Wow…no ad-hominem attacks? Is he kidding? In his NRO hissing he did not refute a single one of her assertions but called her “a right wing loopy” who might have “been house trained.” Refined scholars don’t speak that way….maybe convicted fraudsters like him do.
And his comments on Yalta “She ignores the fact that Yalta gave the West all it wanted, including independent and democratic states in Eastern Europe, and that Stalin had to violate that agreement to impose Soviet occupation, starting the Cold War.” He is a historian? No he is a stand alone cur….rsk
http://www.nationalreview.com/node/358122/print
Diana West has exercised her right of rebuttal to the heavy barrage of criticism her book American Betrayal attracted, and mentioned my column in this space on the subject several weeks ago as one to which she was replying. I was deemed to be in the “echo chamber” of a number of critics most of whose comments I have not read. Her book made some startling assertions and attracted severe rejoinders, including mine. I don’t know most of those whom she purports to contradict, and I will not join the minute, line-by-line connection she draws between passages of her book and specific charges by Ron Radosh. I am not one of those whom she can possibly include as making an ad hominem attack on her; I don’t know her, and have never commented on her as a person. She expends considerable space and robust vocabulary attacking “conventional, tightly blinkered historiography” and especially historians from several eminent American universities. Again, this has no possible application to me. I am a stand-alone Roosevelt biographer.

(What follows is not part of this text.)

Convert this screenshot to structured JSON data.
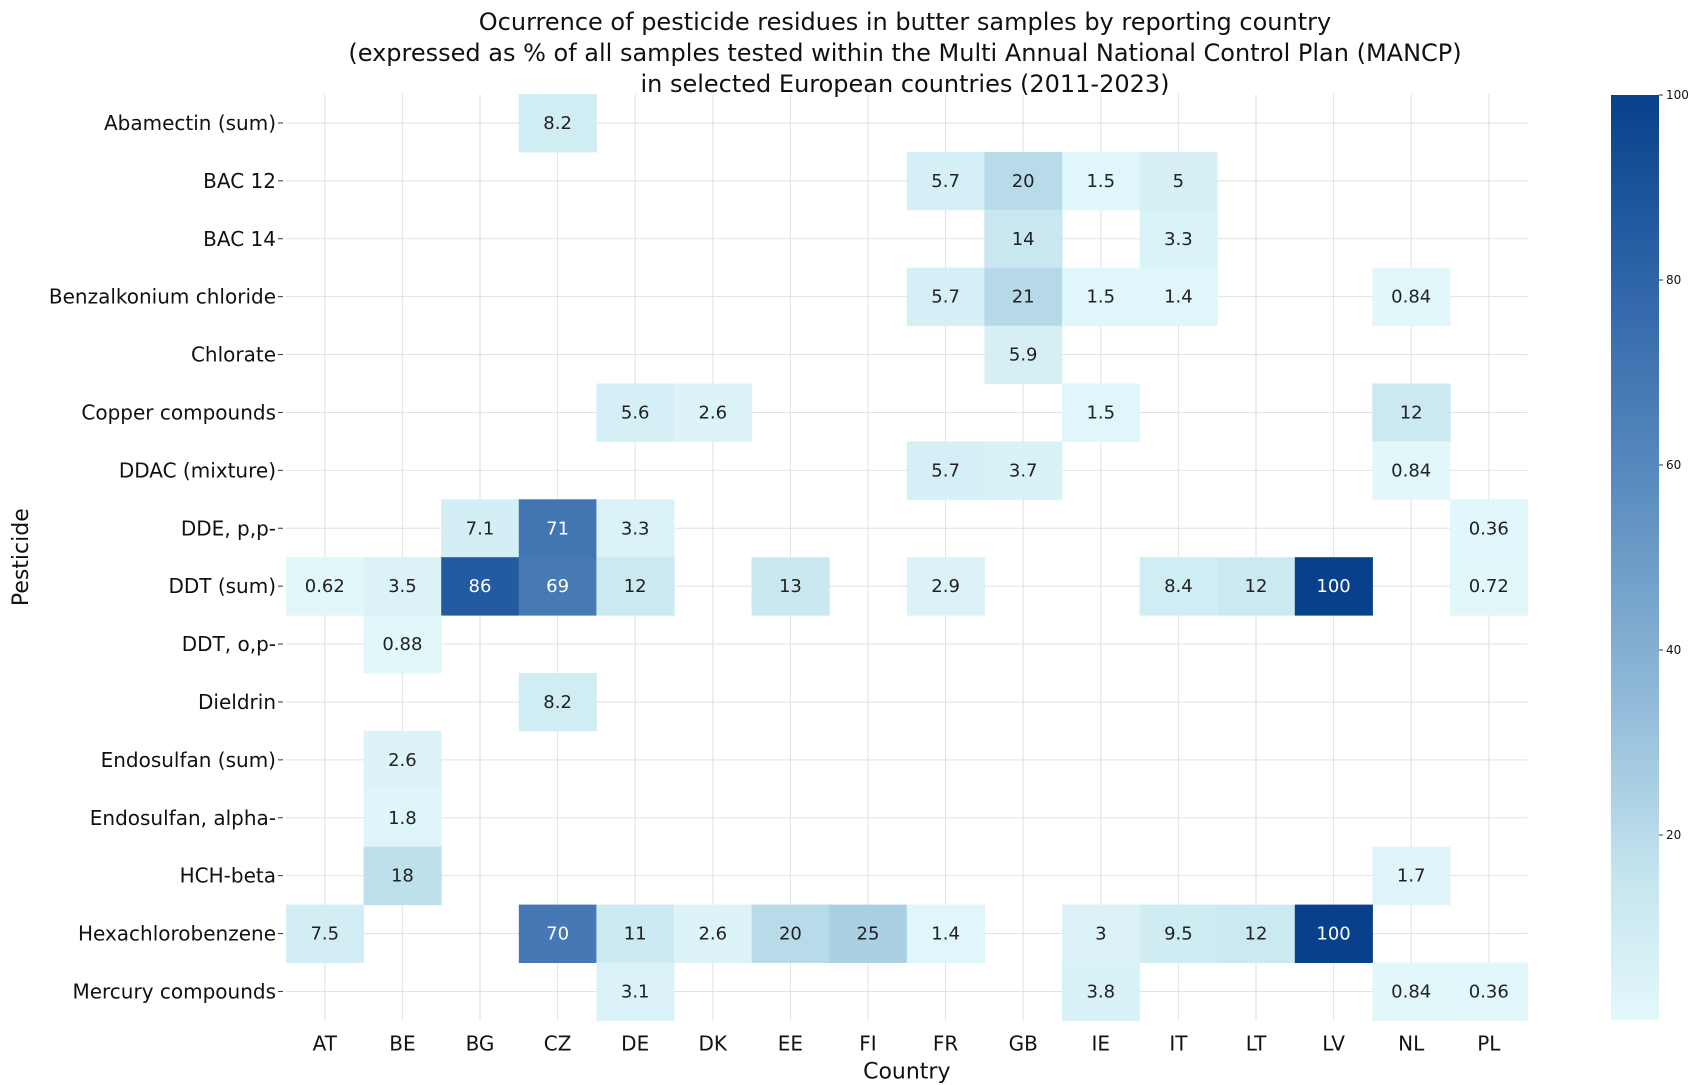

The basic rebuttal process she uses, of miring the exchange in dogmatic argument about the precise meaning of particular words, is a time-honored method of breaking even in the opinion of readers and onlookers by boring everyone in equal-opportunity, no-fault, total-immersion nitpicking. But it is not really successful. Ms. West rises up like a cobra in self-righteous anger at the imputation to her of the opinion that “the FDR administration was ‘run’ by Soviet agents.” But she affirms that “the strategic placement of hundreds of agents of Stalin’s influence inside the U.S. government and other institutions amounted to a de facto occupation. . . . The vast and deep extent of Communist penetration, heretofore denied, had in fact reached a tipping point to become a de facto Communist occupation of the American center of power.”
Precisely these words were among those to which I objected. There were Communist sympathizers and outright Soviet agents in all American administrations from Woodrow Wilson to George H. W. Bush, as there were in all foreign governments (and as there were Western agents in the Soviet government, because naturally and ideologically adversarial regimes do spy on one another), and there were probably more such agents in the Roosevelt administration than in other American governments, which is unsurprising given economic conditions in the Thirties and the common war effort from 1941 to 1945. But there is no evidence, in Ms. West’s book or elsewhere, that they materially influenced policy, any of them, on either side.